Alright, so let’s recap. If you want to buy a house in an expensive area, it’s in your best interest to take the following steps:

  1. Clear yourself of all consumer debts
  2. Cut your lifestyle waayyyyy back
  3. Do everything in your power to make more money
  4. If it’s going to take you a while to save, invest the money to give you an extra boost
  5. Don’t be tempted into the bigger houses – start small and stick to your budget

And there you have it! Sure, it might take you a while, but once you’re in your home and have a manageable 15 year mortgage, you’ll be so happy you waited!

Are you looking to buy a house in an expensive area? 

Housing Money


My name is Derek, and I have my Bachelors Degree in Finance from Grand Valley State University. After graduation, I was not able to find a job that fully utilized my degree, but I still had a passion for Finance! So, I decided to focus my passion in the stock market. I studied Cash Flows, Balance Sheets, and Income Statements, put some money into the market and saw a good return on my investment. As satisfying as this was, I still felt that something was missing. I have a passion for Finance, but I also have a passion for people. If you have a willingness to learn, I will continue to teach.


  1. Unfortunately, I don’t think anyone learned the lesson of the last housing bubble popping. I have heard that the low down payment and even the horrible “liars loans” returning to the marketplace. How idiotic is that? And as an ……guilty pleasure warning…..addict of the house hunting shows and TV it becomes apparent that many of those buyers simply cannot really afford the houses they are purchasing. Prices in the cities/areas of the country you mention are INSANE. I’ve seen shows were a 900 square foot condo is a million dollars. And some of the houses they show are simply shacks. If I was house hunting and those are examples of what was available, I’d walk away, go back to my tiny apartment and wait for the next housing implosion and buy then.

    • Haha. Those house hunting shows make me so mad sometimes! They say their budget is $750k or something (which is already at the top end of what they can afford), and then their realtor shows them only properties that are over $750k….and then they choose the most expensive one of them all… People…

      With this post, I hope people take note of the 15 year mortgage and the 25% of take-home pay rules. If they live by these, their lives will be much more positive and pleasurable.

      As always, thanks for the comment, Kathy!

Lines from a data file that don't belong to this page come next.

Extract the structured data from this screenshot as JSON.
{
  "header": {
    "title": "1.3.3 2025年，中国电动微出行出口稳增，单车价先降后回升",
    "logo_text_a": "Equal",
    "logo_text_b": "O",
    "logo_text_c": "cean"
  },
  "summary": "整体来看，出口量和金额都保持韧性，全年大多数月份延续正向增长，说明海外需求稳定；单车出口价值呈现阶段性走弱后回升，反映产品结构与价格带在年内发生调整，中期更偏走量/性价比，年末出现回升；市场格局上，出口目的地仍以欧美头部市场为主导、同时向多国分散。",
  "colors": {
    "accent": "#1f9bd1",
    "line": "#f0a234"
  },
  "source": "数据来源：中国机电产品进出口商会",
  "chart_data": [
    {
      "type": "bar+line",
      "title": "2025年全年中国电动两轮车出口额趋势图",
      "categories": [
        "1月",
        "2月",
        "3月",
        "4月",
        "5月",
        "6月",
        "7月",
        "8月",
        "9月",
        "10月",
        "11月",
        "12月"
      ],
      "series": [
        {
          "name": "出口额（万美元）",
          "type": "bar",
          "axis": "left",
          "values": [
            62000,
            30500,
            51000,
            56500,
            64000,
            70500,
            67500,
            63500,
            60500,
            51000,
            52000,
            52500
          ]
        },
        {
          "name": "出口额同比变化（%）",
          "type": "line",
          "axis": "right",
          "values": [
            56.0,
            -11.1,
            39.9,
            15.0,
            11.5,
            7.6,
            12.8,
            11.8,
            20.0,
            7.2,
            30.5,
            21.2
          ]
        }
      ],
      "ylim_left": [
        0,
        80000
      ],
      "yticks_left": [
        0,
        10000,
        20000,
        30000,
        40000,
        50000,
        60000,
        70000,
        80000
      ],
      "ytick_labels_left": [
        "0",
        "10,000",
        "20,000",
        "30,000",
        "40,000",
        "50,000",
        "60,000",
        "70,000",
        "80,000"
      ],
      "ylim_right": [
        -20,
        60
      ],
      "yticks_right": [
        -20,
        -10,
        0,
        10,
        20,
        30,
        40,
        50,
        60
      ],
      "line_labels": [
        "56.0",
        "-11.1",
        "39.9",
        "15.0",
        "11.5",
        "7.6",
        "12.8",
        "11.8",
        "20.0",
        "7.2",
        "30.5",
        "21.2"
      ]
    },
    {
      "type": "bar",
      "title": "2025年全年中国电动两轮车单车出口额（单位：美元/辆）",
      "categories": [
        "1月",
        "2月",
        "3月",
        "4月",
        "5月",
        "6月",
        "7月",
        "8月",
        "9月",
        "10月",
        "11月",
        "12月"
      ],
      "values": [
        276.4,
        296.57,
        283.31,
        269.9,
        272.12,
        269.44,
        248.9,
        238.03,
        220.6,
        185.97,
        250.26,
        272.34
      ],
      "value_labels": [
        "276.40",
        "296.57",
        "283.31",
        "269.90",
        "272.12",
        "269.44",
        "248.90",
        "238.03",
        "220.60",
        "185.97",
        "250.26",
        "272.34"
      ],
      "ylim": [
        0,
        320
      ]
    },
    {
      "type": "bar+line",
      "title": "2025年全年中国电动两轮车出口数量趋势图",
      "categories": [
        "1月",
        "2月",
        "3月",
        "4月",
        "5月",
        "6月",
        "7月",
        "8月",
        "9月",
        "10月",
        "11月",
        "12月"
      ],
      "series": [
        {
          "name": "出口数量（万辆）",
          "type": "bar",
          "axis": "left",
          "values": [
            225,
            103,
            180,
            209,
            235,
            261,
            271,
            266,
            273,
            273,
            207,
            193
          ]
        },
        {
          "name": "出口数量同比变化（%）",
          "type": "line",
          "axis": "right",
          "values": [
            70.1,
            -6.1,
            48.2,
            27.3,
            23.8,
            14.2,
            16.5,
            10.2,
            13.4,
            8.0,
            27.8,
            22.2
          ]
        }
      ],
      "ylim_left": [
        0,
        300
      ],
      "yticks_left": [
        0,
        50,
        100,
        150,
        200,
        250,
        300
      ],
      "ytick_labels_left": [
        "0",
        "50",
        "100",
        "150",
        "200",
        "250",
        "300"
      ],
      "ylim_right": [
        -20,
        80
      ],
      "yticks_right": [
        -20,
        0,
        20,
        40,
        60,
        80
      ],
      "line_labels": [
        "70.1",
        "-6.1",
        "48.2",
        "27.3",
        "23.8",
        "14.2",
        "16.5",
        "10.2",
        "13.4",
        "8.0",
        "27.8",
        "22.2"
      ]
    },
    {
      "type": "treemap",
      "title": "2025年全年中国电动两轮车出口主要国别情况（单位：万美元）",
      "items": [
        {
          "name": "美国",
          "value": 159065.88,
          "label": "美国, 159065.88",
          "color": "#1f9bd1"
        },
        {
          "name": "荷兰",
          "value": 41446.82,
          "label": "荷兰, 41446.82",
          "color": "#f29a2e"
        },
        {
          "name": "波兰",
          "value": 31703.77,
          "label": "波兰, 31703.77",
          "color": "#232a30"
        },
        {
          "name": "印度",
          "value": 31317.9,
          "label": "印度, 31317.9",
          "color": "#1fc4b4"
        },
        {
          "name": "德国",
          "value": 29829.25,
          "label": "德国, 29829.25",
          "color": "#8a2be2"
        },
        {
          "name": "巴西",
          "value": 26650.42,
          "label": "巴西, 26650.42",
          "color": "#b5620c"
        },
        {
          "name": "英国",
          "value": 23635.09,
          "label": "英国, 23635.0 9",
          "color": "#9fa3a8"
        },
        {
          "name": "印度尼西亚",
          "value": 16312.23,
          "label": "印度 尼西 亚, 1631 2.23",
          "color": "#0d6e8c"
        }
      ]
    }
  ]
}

  2. I would add to #5 that once you buy the starter home, to dump extra money into paying it off–I know it’s also the time to be saving for retirement and also kids’ college, but again, it’s a little bit different scenario for those in the ridiculously-priced markets. Our prices in Denver aren’t as high as some you’ve mentioned, but if a person ever wants to upsize from that 2 bedroom condo to accommodate a growing family, then the downpayment on even the mini McMansion will still need to be significant, which can be most easily accomplished by paying down the balance on what is owed on the current living quarters, to be recouped when it is sold.
    Somehow, we do better when paying down to zero than when building up savings–the motivation should be the same, but the “getting to zero” goal is a bigger kick in the pants, and I know hubby and I are not alone. I wonder if anyone has studied the psychology of why that is?

    • You’re absolutely right, Dani! “Somehow, we do better when paying down to zero than when building up savings.” I’m totally with you – pay down the house debt while investing 15%. Then buy the next step up later in life (maybe 5+ years down the road). Great comment!